Star-Telegram.com

New UNT Health Science facility trains technicians to work with DNA databases

Posted Friday, Jun. 22, 2012

By Bill Hanna

billhanna@star-telegram.com

FORT WORTH -- For Jayann Sepich, the UNT Health Science Center's work with DNA to help solve crimes and identify victims is personal.

After her 22-year-old daughter, Katie, was raped and killed in Las Cruces, N.M., in 2003, there were few clues to the identity of her killer.

Sepich quickly began wondering what she could do. As she learned about the gaps in DNA collection, she founded DNA Saves, a nonprofit organization that pushed for legislation mandating that DNA samples be taken from anyone arrested on suspicion of a felony.

With the help of Arthur Eisenberg, co-director of UNT's Center for Human Identification, she persuaded legislators in 26 states to pass laws requiring the collection of DNA samples. Texas already had a law, but it has not been fully implemented.

In New Mexico, the legislation was called Katie's Law in honor of her daughter.

So Thursday's event spotlighting the Health Science Center's new Life Technologies Center for Forensic Excellence, which is designed to train technicians from around the world to work with DNA databases, really hit home with Sepich.

"I think they're on the forefront here," Sepich said.

"They're breaking new ground every day. DNA research is moving so fast. What we thought was impossible five years ago is happening now."

The Center for Forensic Excellence, where classes started in January, has students from Cyprus and China and one from the United States.

The staff doesn't just train them and send them home but continues to provide technical support and answer questions.

"We had a question by e-mail today from someone in Brazil who was here earlier this year," Director Meredith Turnbough said.

"We're talking back and forth all the time."

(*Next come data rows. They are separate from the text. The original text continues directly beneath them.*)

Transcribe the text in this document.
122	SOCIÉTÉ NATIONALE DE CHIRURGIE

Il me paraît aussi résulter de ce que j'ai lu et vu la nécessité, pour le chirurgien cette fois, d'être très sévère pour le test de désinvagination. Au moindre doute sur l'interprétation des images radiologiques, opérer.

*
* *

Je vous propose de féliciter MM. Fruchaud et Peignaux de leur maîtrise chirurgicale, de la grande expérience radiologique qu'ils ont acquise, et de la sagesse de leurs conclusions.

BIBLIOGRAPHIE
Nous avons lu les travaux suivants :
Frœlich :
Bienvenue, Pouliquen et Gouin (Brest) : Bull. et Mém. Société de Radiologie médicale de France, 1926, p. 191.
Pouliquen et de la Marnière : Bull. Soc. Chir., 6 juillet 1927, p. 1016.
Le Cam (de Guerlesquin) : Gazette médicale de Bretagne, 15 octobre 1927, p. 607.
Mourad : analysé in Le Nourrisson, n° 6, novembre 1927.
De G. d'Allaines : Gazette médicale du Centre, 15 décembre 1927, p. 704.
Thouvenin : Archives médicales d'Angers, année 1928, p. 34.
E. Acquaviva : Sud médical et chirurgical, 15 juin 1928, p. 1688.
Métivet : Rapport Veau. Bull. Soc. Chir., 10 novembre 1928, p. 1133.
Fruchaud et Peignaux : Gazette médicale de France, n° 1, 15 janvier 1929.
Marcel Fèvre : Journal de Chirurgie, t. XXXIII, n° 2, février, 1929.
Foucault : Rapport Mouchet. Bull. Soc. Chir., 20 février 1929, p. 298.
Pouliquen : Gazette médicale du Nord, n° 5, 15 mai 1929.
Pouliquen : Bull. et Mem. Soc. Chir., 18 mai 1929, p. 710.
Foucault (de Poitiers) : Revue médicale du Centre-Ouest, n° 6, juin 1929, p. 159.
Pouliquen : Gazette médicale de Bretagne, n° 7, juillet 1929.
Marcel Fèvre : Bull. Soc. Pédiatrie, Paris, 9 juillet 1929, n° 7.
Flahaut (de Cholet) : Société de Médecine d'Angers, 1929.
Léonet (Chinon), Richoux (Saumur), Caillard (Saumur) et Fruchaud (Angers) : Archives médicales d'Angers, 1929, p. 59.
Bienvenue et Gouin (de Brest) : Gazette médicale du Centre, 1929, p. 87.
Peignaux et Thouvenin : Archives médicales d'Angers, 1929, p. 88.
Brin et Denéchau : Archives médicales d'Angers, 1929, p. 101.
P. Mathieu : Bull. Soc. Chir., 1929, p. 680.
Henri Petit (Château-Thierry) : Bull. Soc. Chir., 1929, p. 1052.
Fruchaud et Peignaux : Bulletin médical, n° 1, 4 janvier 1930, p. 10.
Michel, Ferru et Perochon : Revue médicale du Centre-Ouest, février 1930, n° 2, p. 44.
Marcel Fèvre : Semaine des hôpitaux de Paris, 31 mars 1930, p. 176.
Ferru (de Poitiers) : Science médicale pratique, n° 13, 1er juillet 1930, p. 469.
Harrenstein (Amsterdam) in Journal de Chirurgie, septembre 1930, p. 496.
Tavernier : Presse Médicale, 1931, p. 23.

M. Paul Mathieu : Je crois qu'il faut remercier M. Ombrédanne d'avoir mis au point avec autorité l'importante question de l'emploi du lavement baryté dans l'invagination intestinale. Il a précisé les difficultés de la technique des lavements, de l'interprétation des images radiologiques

Many countries are starting to invest in the technology. Thirty-nine countries have active DNA databases. It is projected that by 2015, there will be 100 million DNA profiles worldwide, according to Forensic magazine

Eisenberg said the DNA work doesn't deal just with unsolved crimes but also with international issues such as human trafficking.

UNT is working on a distance learning center and has teleconferences to answer technical questions from scientists worldwide as they try to set up their own DNA databases.

DNA databases pay for themselves, Sepich said. The challenge is securing funds to get them started.

Katie's case is an example. A DNA sample eventually led to the arrest of her killer.

After Gabriel Avila was arrested in another case several years after her death, officers took a DNA sample from him and entered it into the database. The sample matched DNA found underneath Katie's fingernails. Avila was convicted in 2007.

"In my daughter's case, we know authorities spent a quarter of a million dollars on her investigation," Sepich said. "It was 31/2 years later that her killer was caught, swabbed and they got a match."

Since the DNA sample law went into effect in New Mexico, it has helped clear 322 cases.

"It just makes sense to use all of this technology," Sepich said. "If we can just see clear of the financial hurdles, we could save all of this money and also save lives."